Dal quasi monocromo al colore… Come passi dal privilegiare uno o l’altro nei tuoi lavori?
Con gli acquerelli prediligo il bianco e nero, la mediazione pittorica imita il documento fotografico per mantenere saldo il carattere archivistico delle immagini. Mentre per gli acrilici mi ispiro a colori che rimandano una sensazione di calma, mi piace il contrasto che le tonalità pastello hanno con un contenuto dissonante o inquietante.
La tua è una pittura veloce o lenta?
Per molti anni ho dipinto a olio, poi avendo delle difficoltà nel respirare la trementina e altri medium pittorici ho deciso di passare all’acrilico.
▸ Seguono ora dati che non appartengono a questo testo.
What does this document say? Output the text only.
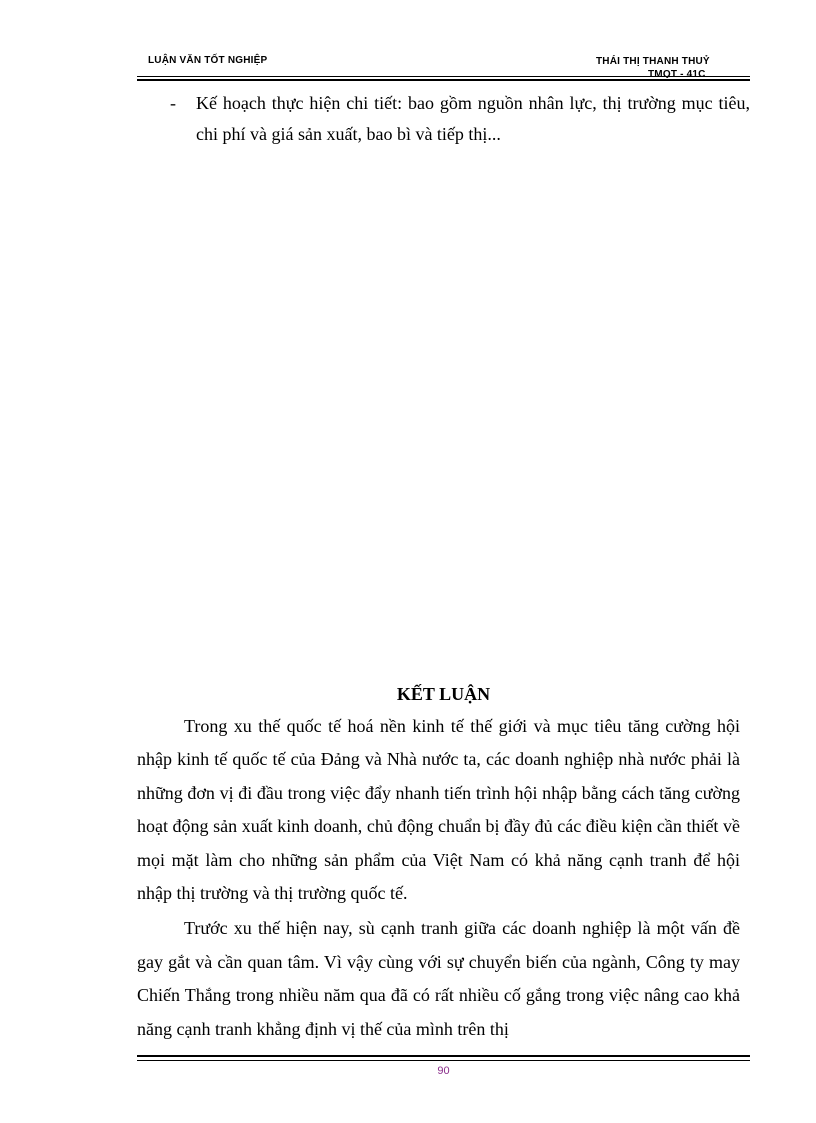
LUẬN VĂN TỐT NGHIỆP	THÁI THỊ THANH THUỶ
TMQT - 41C
- Kế hoạch thực hiện chi tiết: bao gồm nguồn nhân lực, thị trường mục tiêu, chi phí và giá sản xuất, bao bì và tiếp thị...
KẾT LUẬN

Trong xu thế quốc tế hoá nền kinh tế thế giới và mục tiêu tăng cường hội nhập kinh tế quốc tế của Đảng và Nhà nước ta, các doanh nghiệp nhà nước phải là những đơn vị đi đầu trong việc đẩy nhanh tiến trình hội nhập bằng cách tăng cường hoạt động sản xuất kinh doanh, chủ động chuẩn bị đầy đủ các điều kiện cần thiết về mọi mặt làm cho những sản phẩm của Việt Nam có khả năng cạnh tranh để hội nhập thị trường và thị trường quốc tế.

Trước xu thế hiện nay, sù cạnh tranh giữa các doanh nghiệp là một vấn đề gay gắt và cần quan tâm. Vì vậy cùng với sự chuyển biến của ngành, Công ty may Chiến Thắng trong nhiều năm qua đã có rất nhiều cố gắng trong việc nâng cao khả năng cạnh tranh khẳng định vị thế của mình trên thị

90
Questo passaggio mi ha obbligato a gestire il colore con molta velocità gestuale per mantenere la freschezza, dato che rispetto all’olio l’acrilico si asciuga molto prima e non permette la scorrevolezza della pennellata.
In seguito a questa casualità mi sono ritrovata a preferire una soluzione pittorica più sintetica.
Perché la pittura come mezzo espressivo d’elezione oggi?
Non mi sono mai posta questo quesito, la scelta di elezione del mezzo pittorico è sempre stata molto naturale. Non credo che la contemporaneità di un’opera sia definita dallo strumento, ma dalle idee.
Cosa pensi della pittura italiana contemporanea?
È un momento in cui l’attenzione internazionale nei confronti della pittura è molto forte, per anni siamo stati spettatori della sua annunciata “morte” a fasi alterne. Anche in Italia sembra sia tornato questo rinnovato interesse, soprattutto nei confronti del figurativo.